Bu kadar çok mutluluk üzeri konuşmaların ve kitapların sonunda benim o çıkasıca gözlerim yine 108 cm’lik dik saçlı, aksi, inatçı sıpama dikilmese miydi? “Düşünme Mazyal, lütfen bir kez olsun düşünme,” dedim kendime. Yapamadım.

Doğumu ile beraber depresyona giren ben, ona travma yaşatmamalıyım diye okuyup okuyup delirmese miydim? Hayaller kurmasa mıydım? Bir aylık bebeğimi kucağıma alıp yapacaklarımın listesini yapmasa mıydım?

Ses yükselmeyecek, bağırarak değil sakince anlatarak anlaşacaktık, doğru yolu bulması için ben yol gösterici olacaktım sadece. O da mükemmel kişiliği ile (ki benim çocuğum olduğu için ulvi ve muhteşem bir varlık olarak görüyordum kendisini o zamanlar) beni anlayacak, beraber Tolstoy’dan, Aristo’dan örnekler vererek sonrasında Tasavvufa yönelecektik.

Ben doğurdum sonuçta. Her ananın çocuğu kendine mikemmeldir bir yerde.

Böyle asil bir ilişki yürütecektik. Şüphen mi vardı? Tabii, birinci aydan sonra biraz değişmeye başladı benim oğlan. Birde 8 aylık doğmuştu sanıyorum o yüzden. Birinci aydan sonra kendine gelir demişti zaten doktor. Sonra bir ağlamaya başladı, Allah seni inandırsın bir daha da susmadı. Uyumadı. Ağladı. Emmedi. Ağladı. Uyumadı. Ağladı. Uyumadı. Uyumadı. Uyutmadı. Uyumadı. Yemedi. Uyumadı.

En sonunda sadece “uyutmadı” kaldı aklımda. Okuduklarımı unuttum çoğunlukla. Sonrası felaket. Travma avcısı gibiydim. Aman özgüveni zedelenmesin. O nedir ya? Travmasavar gibi uğraşıp duruyordum resmen ama uykusuzdum…hem de çok!!

Deniz dört yaşına girdikten sonra biraz daha rahatladık aslında, en azından az buçuk anlıyor, dinliyor falan. Uykusuzluk bitti ama travma takıntım son sürat devam ediyordu.

Dördüncü yaşını Kaş’ta kutladık, kutlama gecesi dedesiyle onbeş dakika kadar balkonda sohbet ettiler.
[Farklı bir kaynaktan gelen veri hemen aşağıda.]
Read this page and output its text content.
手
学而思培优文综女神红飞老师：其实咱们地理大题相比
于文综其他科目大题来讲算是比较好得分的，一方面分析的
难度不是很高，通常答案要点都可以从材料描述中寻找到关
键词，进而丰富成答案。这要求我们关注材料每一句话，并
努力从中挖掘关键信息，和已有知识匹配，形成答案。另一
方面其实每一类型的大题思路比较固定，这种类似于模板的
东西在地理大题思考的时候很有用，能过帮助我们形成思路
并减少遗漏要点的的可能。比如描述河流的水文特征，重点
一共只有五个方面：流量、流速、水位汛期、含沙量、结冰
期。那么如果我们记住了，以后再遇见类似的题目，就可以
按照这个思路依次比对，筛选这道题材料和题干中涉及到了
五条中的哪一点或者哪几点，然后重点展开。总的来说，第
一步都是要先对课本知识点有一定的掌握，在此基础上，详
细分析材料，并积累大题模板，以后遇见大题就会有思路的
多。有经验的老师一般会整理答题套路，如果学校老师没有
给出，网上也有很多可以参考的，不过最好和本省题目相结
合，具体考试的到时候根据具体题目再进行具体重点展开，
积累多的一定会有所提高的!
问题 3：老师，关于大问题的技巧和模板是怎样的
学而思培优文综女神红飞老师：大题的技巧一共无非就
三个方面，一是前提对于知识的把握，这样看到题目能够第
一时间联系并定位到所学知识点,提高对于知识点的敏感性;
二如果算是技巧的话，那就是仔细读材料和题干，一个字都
Ben de çok sevindim zira babamla pek vakit geçiremiyorlardı. Onbeş dakikanın sonunda, “artık yatma vakti geldi,” diyerek sohbeti bölmek zorunda kaldım fakat sohbette bir terslik olduğunu da fark etmedim değil yani.

Kaş’ta her gece domuzlar tepeden inip, çöplerden yemek yemeğe geliyorlar. Üzücü bir durum çünkü onların yaşam alanlarına gelip ev dikmişiz, ne yiyecek, ne avlanacak yerleri kalmış o yüzden çöp karıştırmaya mecburlar. Sitenin köpekleri ise domuz avcısı olmuş, onları sokağın başında görür görmez havlıyorlar ve kavga başlıyor. Seyreyle gümbürtüyü.

Karşıdan domuzlar görününce ve köpekler havlayınca Deniz ürkmesin diye babacığım açıklamalara başlamış. Mevzu 3. Sayfa haberi gibi devam edecek sıkı durun.

“Bu şerefsiz domuzlar her gün geliyorlar ama Cruise bizi koruyor oğlum sen merak etme. Cruise onların gelmesine asla izin vermez. Gerçi geçenlerde domuzları kovalamak için taaa karşı tepelere gitmiş, domuzlarda Cruise’u biiii tepelemiş, sonra iç kanama geçirdi tabii, hemen hastaneye götürdük, iyileşti.” Travma nambır van.

Oğlan neresinden soru soracağını şaşırmış. “Dede noldu Cruise’a, hastaneye mi gitmiş? Bize de yaparlar mı bunu domuzlar? İç kanama ne demek?”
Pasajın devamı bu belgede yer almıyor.